LUXEMBOURG – Google (GOOGL.O) does not have to apply Europe’s “right to be forgotten” law globally, the continent’s top court ruled on Tuesday in a landmark case that pitted privacy rights against freedom of speech.
The victory for the U.S. tech titan means that, while it must remove links to sensitive personal data from its internet search results in Europe when required, it does not have to scrap them from searches elsewhere in the world.
The case has been viewed as a landmark test, in an age of an internet that knows no borders, of whether people can demand a blanket removal of information about themselves from searches without stifling free speech and legitimate public interest.
It has also been seen by policymakers and companies around the world as a test of whether the European Union can extend its laws beyond its own borders.
“Currently, there is no obligation under EU law, for a search engine operator who grants a request for de-referencing made by a data subject … to carry out such a de-referencing on all the versions of its search engine,” the Court of Justice of the European Union said in its ruling.
Google welcomed the decision, saying: “It’s good to see that the court agreed with our arguments.”
The world’s most popular internet search engine has previously warned of the dangers of overreach by Europe.
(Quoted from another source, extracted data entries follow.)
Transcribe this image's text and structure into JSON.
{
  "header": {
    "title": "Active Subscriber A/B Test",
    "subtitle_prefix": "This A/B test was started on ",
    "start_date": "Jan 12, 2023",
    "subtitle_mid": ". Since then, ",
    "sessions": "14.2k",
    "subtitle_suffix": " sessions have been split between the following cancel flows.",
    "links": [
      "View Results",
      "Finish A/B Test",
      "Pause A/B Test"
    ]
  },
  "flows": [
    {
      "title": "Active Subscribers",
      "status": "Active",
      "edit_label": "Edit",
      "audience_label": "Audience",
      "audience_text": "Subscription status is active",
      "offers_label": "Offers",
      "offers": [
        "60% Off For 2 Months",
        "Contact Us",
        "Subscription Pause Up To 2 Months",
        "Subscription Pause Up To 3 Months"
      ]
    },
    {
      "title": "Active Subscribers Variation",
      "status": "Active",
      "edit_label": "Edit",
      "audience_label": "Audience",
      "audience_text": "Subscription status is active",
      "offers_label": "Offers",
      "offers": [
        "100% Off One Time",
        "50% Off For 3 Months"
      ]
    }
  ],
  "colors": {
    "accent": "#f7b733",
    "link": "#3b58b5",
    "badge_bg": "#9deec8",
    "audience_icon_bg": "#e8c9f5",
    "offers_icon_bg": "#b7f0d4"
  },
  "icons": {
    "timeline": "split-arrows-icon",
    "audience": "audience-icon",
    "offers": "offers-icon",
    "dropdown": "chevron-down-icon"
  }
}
In a blog post two years ago, it said there should be a balance between sensitive personal data and the public interest and no country should be able to impose rules on citizens of another.
The right to be forgotten was enshrined by the same European court in 2014 when it ruled that people could ask search engines like Google to remove inadequate or irrelevant information from web results appearing under searches for their names.
Google, a unit of Alphabet Inc, has since received 845,501 requests to remove links, and removed 45 percent of the 3.3 million links it was asked to scrap.
PRIVACY VS SPEECH
UK rights group Article 19, which campaigns for freedom of speech and information, applauded Tuesday’s judgment, which also said Google had some leeway in deciding whether to scrap links because of the balance between privacy rights and public interest.
“Courts or data regulators in the UK, France or Germany should not be able to determine the search results that internet users in America, India or Argentina get to see,” it said.
“The court is right to state that the balance between privacy and free speech should be taken into account when deciding if websites should be de-listed – and also to recognize that this balance may vary around the world.”
But Patrick Van Eecke, global chair of the data protection practice at law firm DLA Piper, said it would limit the impact of a successful right to be forgotten application as it will be ring-fenced to searches performed within the European Union.
“This might obviously be frustrating for people who will see that people from outside Europe will still be able to find the de-listed search results when performing the same search on Google in New York, Shanghai or any other place in the world,” he added.
The case arose in 2016 after France’s privacy watchdog CNIL fined Google 100,000 euros ($109,790) for refusing to de-list sensitive information from search results globally upon request.
Google took its fight to the French Council of State which subsequently sought advice from the European Court of Justice.
The Council separately asked for advice after CNIL decided not to order Google to remove links from internet search results based on the names of four individuals.
These included a satirical photomontage of a female politician, an article referring to someone as a public relations officer of the Church of Scientology, the placing under investigation of a male politician and the conviction of someone for sexual assaults against minors.
CNIL said it would comply with Tuesday’s ruling.